Komisi Pemberantasan Korupsi (KPK) menyebut Gubernur Papua nonaktif Lukas Enembe membuat Peraturan Gubernur (Pergub) agar bisa menggunakan dana operasional untuk makan dan minum senilai Rp1 miliar per hari.
Mulanya, Plt Deputi Penindakan dan Eksekusi KPK Asep Guntur Rahayu menjelaskan Lukas mendapat dana operasional sebesar Rp1 triliun dalam satu tahun.
Dari jumlah dana itu, Lukas disebut memakai Rp400 miliar untuk biaya makan minum, sehingga biaya rata-rata yang Lukas pakai untuk makan dan minum itu Rp1 miliar per hari.
“Satu tahun itu adalah 365 hari. Artinya, bahwa satu hari itu bisa Rp1 miliar. Nah, itu bisa menjadi kejanggalan bagi kami, apa iya makan minum itu menghabiskan satu hari Rp1 miliar,” jelas Asep saat ditemui di Gedung KPK, Jakarta, Selasa (27/6).
Dia menyebut alokasi dana makan dan minum Lukas Enembe tersebut ada pertanggungjawaban dalam bentuk kuitansi. KPK, kata dia, saat ini sedang mengklarifikasi terkait kuitansi tersebut ke banyak rumah makan.
Lebih lanjut, Asep menjelaskan Lukas membuat Pergub untuk memuluskan aksinya sehingga terlihat legal.
“Jadi dibuat peraturan Pergub dulu, sehingga itu menjadi legal, padahal nanti masuknya ke bagian makan minum. Jadi memang ketika dicek itu Kementerian Dalam Negeri itu menjadi tidak kelihatan, tersamar dengan adanya begitu. itu ada modusnya seperti itu,” jelas Asep.

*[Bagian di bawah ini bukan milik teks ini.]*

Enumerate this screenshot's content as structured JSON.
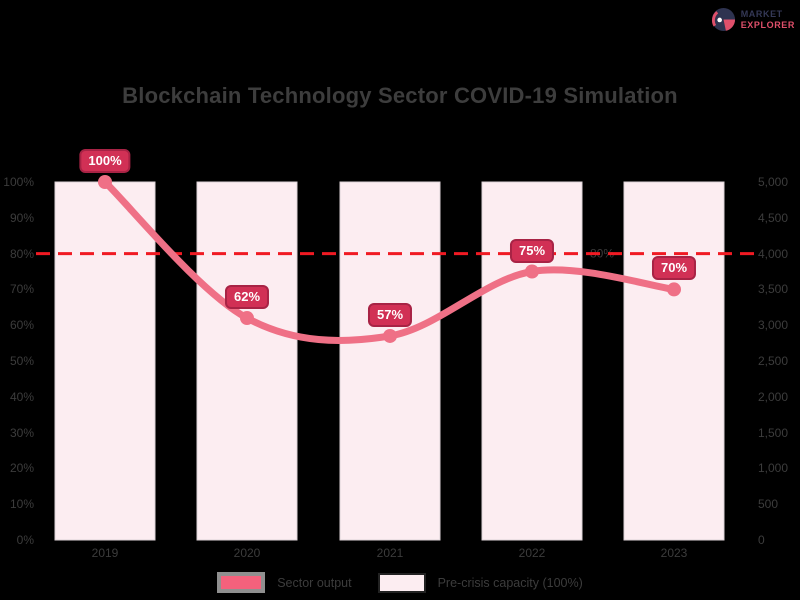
{
  "logo": {
    "line1": "MARKET",
    "line2": "EXPLORER"
  },
  "title": "Blockchain Technology Sector COVID-19 Simulation",
  "chart_data": {
    "type": "combo",
    "categories": [
      "2019",
      "2020",
      "2021",
      "2022",
      "2023"
    ],
    "series": [
      {
        "name": "Pre-crisis capacity (100%)",
        "type": "bar",
        "values": [
          100,
          100,
          100,
          100,
          100
        ],
        "color": "#fcedf1"
      },
      {
        "name": "Sector output",
        "type": "line",
        "values": [
          100,
          62,
          57,
          75,
          70
        ],
        "color": "#ef7086"
      }
    ],
    "data_labels": [
      "100%",
      "62%",
      "57%",
      "75%",
      "70%"
    ],
    "threshold": {
      "value": 80,
      "label": "80%",
      "color": "#f01a23",
      "style": "dashed"
    },
    "y_left": {
      "title": "",
      "min": 0,
      "max": 100,
      "ticks": [
        "100%",
        "90%",
        "80%",
        "70%",
        "60%",
        "50%",
        "40%",
        "30%",
        "20%",
        "10%",
        "0%"
      ]
    },
    "y_right": {
      "title": "",
      "ticks": [
        "5,000",
        "4,500",
        "4,000",
        "3,500",
        "3,000",
        "2,500",
        "2,000",
        "1,500",
        "1,000",
        "500",
        "0"
      ]
    },
    "grid": false,
    "legend_position": "bottom",
    "title": "Blockchain Technology Sector COVID-19 Simulation"
  },
  "legend": {
    "items": [
      {
        "label": "Sector output",
        "color": "#f4617c"
      },
      {
        "label": "Pre-crisis capacity (100%)",
        "color": "#fcedf1"
      }
    ]
  },
  "colors": {
    "background": "#000000",
    "bar_fill": "#fcedf1",
    "bar_border": "#ddd2d6",
    "line": "#ef7086",
    "badge_bg": "#d13055",
    "badge_border": "#a82345",
    "threshold": "#f01a23",
    "text": "#3c3c3c",
    "logo_navy": "#343856",
    "logo_pink": "#e0506b"
  }
}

Menurut Asep, tindakan yang dilakukan Lukas itu disebut grand corruption. Upaya itu berkaitan dengan pembuatan aturan agar tindak pidana korupsi yang dilakukan menjadi legal.
“Itu yang dinamakan dengan grand corruption. Jadi orang melakukan korupsi itu lain-lain, macam macam ya. Tipikal grand corruption itu adalah ketika membuat sebuah aturan yang dibuat itu seolah-olah aturannya benar tapi itu untuk melegalkan kegiatan-kegiatan yang menyimpang, melakukan korupsi tapi dengan dibuat peraturannya seolah-olah menjadi benar, seperti itu,” terang dia.
Lembaga antirasuah telah menetapkan Lukas sebagai tersangka Tindak Pidana Pencucian Uang (TPPU). Kasus TPPU ini merupakan pengembangan dari penanganan tindak pidana korupsi lain yang telah menjerat Lukas sebelumnya.
Lukas juga telah ditetapkan sebagai tersangka suap dan gratifikasi. Kasus itu kini tengah berjalan di Pengadilan Negeri Tindak Pidana Korupsi Jakarta Pusat.
Sebanyak 27 aset Lukas, mulai dari uang, tanah, mobil, hingga apartemen telah disita oleh KPK.
CNNIndonesia.com telah menghubungi penasihat hukum Lukas, Petrus Bala Pattyona untuk meminta tanggapannya terkait pernyataan KPK tersebut. Namun, belum mendapat respons hingga berita ini dinaikkan.